Metastasis of lung adenocarcinoma (LUAD) is a major cause of death in patients. Aryl hydrocarbon receptor (AHR), an important transcription factor, is involved in the initiation and progression of lung cancer. Polo-like kinase 1 (PLK1), a serine/threonine kinase, acts as an oncogene promoting the malignancy of multiple cancer types. However, the interaction between these two factors and their significance in lung cancer remain to be determined. In this study, we demonstrate that PLK1 phosphorylates AHR at S489 in LUAD, leading to epithelial-mesenchymal transition (EMT) and metastatic events. RNA-seq analyses reveal that type 2 deiodinase (DIO2) is responsible for EMT and enhanced metastatic potential. DIO2 converts tetraiodothyronine (T4) to triiodothyronine (T3), activating thyroid hormone (TH) signaling.

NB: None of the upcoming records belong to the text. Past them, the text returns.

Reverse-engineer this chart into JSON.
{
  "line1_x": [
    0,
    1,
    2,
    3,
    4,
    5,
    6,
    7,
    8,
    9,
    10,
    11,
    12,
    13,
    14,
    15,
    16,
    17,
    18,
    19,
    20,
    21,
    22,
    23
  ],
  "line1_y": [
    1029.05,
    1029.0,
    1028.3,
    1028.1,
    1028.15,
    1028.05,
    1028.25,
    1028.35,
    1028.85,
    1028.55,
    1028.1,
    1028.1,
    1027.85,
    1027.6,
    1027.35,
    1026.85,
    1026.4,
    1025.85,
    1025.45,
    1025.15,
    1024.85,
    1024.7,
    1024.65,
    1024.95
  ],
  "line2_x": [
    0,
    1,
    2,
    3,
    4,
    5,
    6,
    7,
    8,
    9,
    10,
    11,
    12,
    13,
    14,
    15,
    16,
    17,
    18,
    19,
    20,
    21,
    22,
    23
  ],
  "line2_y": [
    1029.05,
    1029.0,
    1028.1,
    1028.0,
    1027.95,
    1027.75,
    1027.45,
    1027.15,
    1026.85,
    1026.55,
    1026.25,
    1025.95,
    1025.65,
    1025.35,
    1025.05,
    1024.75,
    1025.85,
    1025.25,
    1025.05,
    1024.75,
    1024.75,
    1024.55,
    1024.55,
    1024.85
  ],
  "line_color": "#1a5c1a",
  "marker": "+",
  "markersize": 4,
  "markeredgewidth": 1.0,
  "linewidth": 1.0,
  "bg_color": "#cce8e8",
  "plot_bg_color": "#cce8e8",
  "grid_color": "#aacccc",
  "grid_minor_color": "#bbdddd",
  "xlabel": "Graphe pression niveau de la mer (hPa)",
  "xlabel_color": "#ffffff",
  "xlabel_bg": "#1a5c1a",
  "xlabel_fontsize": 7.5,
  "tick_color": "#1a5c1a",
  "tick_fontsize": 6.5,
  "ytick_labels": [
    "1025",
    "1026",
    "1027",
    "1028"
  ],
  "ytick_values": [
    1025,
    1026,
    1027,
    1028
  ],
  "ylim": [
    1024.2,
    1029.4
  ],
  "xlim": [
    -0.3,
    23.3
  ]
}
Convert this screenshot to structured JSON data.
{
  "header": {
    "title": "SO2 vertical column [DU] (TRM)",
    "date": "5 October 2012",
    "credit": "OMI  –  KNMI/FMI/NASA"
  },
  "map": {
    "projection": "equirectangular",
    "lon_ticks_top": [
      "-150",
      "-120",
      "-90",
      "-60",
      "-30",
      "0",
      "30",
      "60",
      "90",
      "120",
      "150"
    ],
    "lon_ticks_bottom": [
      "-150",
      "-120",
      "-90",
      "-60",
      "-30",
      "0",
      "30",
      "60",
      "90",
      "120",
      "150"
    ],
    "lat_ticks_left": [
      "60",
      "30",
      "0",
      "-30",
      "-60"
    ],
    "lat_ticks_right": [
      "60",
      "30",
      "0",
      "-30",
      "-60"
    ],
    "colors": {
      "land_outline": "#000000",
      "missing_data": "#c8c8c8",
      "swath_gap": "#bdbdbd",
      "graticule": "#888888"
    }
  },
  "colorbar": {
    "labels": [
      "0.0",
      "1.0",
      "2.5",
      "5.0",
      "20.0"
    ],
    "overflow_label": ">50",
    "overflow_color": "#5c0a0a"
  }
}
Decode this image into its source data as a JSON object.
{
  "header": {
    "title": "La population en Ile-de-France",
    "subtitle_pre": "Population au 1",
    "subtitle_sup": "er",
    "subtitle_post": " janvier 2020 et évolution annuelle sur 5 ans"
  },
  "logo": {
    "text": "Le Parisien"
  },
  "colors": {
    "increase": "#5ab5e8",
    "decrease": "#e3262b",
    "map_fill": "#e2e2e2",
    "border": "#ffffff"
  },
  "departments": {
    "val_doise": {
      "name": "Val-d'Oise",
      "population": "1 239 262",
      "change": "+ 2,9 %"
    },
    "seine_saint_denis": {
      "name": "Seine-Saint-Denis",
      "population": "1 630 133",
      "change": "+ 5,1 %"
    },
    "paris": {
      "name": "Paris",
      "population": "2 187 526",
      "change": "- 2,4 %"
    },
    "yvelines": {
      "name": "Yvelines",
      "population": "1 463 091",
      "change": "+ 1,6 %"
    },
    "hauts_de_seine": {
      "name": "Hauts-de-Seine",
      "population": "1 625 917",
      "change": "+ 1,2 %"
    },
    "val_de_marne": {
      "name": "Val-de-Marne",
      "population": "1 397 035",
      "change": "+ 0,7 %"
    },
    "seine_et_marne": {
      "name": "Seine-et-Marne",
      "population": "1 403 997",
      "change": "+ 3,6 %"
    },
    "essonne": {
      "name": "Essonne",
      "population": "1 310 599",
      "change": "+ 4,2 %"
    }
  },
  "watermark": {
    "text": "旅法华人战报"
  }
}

In vitro and in vivo experiments demonstrate that treatment with T3 or T4 promotes the metastasis of LUAD, whereas depletion of DIO2 or a deiodinase inhibitor disrupts this property. Taking together, our results identify the AHR phosphorylation by PLK1 and subsequent activation of DIO2-TH signaling as mechanisms leading to LUAD metastasis. These findings can inform possible therapeutic interventions for this event.Author summary: The spread of lung cancer cells to other parts of the body is a major reason why people with this cancer often do not survive. We studied two important proteins in lung cancer: aryl hydrocarbon receptor (AHR) and Polo-like kinase 1 (PLK1), which are known to worsen many types of cancer. Our research found that PLK1 interacted with AHR in a process called phosphorylation. This interaction initiated a process called epithelial-mesenchymal transition (EMT) in cancer cells, helping them spread to other parts of the body. We also discovered that another molecule called type 2 deiodinase (DIO2) was responsible for this process. DIO2 converted one type of thyroid hormone (T4) into another (T3), which then sent signals that aided the spread of cancer cells. When we exposed lung cancer cells to more T3 or T4, they spread more. However, when we inhibited DIO2, the cancer cells could not spread as much. Our research demonstrated that the interaction between AHR and PLK1, the role of DIO2, and thyroid hormones were significant factors in lung cancer cells spread. Understanding this could help us discover new ways to stop or slow down this undesired process.